Eddie was about to ask something more, but the man began unravelling like those before, only slower. From the head down, the skin unwrapped from the flesh and the bone, which in turn exploded into fine mist, and everything around visibly distorted. Eddie thought he could see something within the whole mess, before the antenna got sucked in and everything exploded in a massive flash.

“I think they are trying to talk to us,” he said, when the red mist had settled.

“Who?”

“The aliens, of course.”

“But why are they doing this?”

“They will explain when they get the hang of it, I suppose.”

“What if they never do?”

“If they run out of people to explode, you mean?”

Eddie walked away, thinking. He was pretty sure he had seen the inside of the spaceship, or whatever was in there. But how to use that information?

Next time he heard the crowd get agitated, he came running, and behold: someone was sprouting knife-like branches from his back, while his eyes were all alive, floating in blood.

It took longer this time. It seemed to take a bit longer every time. This one said, to no one’s reassurance, “We mean no harm.”

The arms began unravelling as before, as if they were made of ribbon. They split in a red mist, which hovered unaccountably, and antennae sprouted from it, vibrating a bit.

“Peace, we come, prepare,” said the hapless victim in monotone. His chest came open, and a weird light emerged from it. Eddie rushed up and reached in with his hand. He got a hold of something, and felt himself dragged inside the person’s chest.

He heard a loud pop before he found himself in a different world, holding onto an arm. It looked mechanical. It had fingers that moved. The arm itself was moving, and he held on tight.

Everything was pink and orange in there, but not very bright. He saw the floor and let go. The thing the arm was attached to appeared to be looking at him. He was not sure, but the thing had eyes as well as appendages.

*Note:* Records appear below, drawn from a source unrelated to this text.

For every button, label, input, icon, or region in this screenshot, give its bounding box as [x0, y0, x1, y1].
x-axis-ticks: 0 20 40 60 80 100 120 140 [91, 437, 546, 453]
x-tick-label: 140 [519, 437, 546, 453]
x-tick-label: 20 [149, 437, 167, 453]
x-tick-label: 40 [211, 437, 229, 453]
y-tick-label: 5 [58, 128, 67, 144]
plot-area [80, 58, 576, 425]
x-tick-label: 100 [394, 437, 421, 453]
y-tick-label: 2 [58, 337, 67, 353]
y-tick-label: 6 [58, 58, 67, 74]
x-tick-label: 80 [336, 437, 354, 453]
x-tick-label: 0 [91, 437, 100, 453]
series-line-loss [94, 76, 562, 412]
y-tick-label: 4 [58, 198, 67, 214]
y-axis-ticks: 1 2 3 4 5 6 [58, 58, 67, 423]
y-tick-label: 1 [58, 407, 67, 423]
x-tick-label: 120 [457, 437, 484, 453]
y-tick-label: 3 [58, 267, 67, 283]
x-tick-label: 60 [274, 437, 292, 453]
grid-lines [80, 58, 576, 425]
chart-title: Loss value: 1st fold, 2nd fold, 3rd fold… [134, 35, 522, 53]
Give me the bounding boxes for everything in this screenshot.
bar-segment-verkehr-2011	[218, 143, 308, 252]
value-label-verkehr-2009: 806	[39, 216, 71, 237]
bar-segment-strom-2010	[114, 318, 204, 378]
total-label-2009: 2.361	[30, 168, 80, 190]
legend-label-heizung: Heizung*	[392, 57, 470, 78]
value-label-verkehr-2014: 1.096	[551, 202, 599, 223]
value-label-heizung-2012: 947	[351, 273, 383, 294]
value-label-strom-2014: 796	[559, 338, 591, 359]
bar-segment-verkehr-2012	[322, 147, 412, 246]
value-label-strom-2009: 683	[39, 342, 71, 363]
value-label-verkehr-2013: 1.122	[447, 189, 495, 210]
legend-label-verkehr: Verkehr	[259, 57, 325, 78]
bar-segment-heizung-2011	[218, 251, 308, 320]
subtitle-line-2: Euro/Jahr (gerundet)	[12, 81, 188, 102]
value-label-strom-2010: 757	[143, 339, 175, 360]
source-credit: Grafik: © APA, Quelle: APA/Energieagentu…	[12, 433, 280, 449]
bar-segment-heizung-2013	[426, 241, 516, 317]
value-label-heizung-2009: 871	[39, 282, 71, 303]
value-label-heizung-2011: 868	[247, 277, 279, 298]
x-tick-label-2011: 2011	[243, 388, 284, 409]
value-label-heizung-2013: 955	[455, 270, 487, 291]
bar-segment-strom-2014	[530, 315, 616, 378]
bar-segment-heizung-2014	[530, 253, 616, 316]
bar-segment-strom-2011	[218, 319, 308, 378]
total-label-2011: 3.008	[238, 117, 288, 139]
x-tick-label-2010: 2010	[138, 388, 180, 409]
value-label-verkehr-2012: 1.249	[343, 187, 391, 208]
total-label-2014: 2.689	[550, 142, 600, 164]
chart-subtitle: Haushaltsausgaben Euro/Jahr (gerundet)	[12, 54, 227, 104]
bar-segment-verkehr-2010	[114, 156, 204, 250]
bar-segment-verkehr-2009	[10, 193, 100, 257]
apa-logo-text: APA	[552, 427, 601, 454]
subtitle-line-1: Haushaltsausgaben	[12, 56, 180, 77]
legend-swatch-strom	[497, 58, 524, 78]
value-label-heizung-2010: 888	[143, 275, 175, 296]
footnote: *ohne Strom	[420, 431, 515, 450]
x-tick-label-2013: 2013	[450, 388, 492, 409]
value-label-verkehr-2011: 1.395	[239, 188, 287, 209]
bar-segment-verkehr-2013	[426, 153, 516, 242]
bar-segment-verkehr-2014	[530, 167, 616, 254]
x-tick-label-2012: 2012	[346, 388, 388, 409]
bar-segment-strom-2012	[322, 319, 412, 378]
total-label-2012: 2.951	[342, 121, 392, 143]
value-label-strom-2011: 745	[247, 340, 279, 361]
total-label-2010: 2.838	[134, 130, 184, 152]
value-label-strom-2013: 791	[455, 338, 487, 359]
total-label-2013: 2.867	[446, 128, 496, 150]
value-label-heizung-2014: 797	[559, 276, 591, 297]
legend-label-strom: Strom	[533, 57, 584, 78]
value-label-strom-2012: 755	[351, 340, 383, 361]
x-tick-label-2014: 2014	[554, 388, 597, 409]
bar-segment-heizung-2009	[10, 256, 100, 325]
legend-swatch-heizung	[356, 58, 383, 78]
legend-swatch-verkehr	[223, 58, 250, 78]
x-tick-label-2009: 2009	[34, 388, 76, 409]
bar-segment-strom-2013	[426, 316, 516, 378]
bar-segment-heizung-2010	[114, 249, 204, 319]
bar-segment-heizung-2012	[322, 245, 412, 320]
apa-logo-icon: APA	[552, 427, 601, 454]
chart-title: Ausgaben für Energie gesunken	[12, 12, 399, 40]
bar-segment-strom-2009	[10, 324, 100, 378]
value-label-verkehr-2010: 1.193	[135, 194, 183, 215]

It was a strange sort of thing, a mess of wires and tubes, with some eyes on it, not all mechanical. It had a multitude of arms, some of which seemed to stretch out of existence from time to time, only to appear again, seemingly from nowhere.

The thing poked Eddie with one of its numerous fingers. Eddie stared at the thing, dumbfounded. He wondered wether he should regret coming to this place. It looked odd enough: a room with openings to each side, large enough to drive a car through. That thing would need such doorways. Behind him there was a great window.

The thing let him stand up and go and look outside this window. Outside, he saw a substantial piece of ground sort of floating in a vast cargo-space, a circular plot of land. There was a portion of a city on it, and people milling about in disarray.

The monster thing moved to the next room, motioning with some of its limbs for him to follow. Eddie followed it through gangways and over walkways and through tunnels, and into many rooms, in which were other monsters. And there were more windows overlooking more plots of circular land with people walking around on them.

When the monster had shown him the fourth one, it flicked on a screen, and wrote on it in very crabbed handwriting: “We have nothing for you to eat.”

And the thing picked him up, and he found himself standing in the middle of a road with plenty of people staring at him. There were police, emergency services, the media... even a bus full of tourists. All were staring at him in disbelief.

The road was familiar enough; he had been planning to drive it this very morning. That meant the town would be behind him. He turned around, and saw the massive circular hole where the town used to be, slowly filling with water.

He knew they were all waiting for an explanation. He said to himself, “I hope they don’t blame me for this.”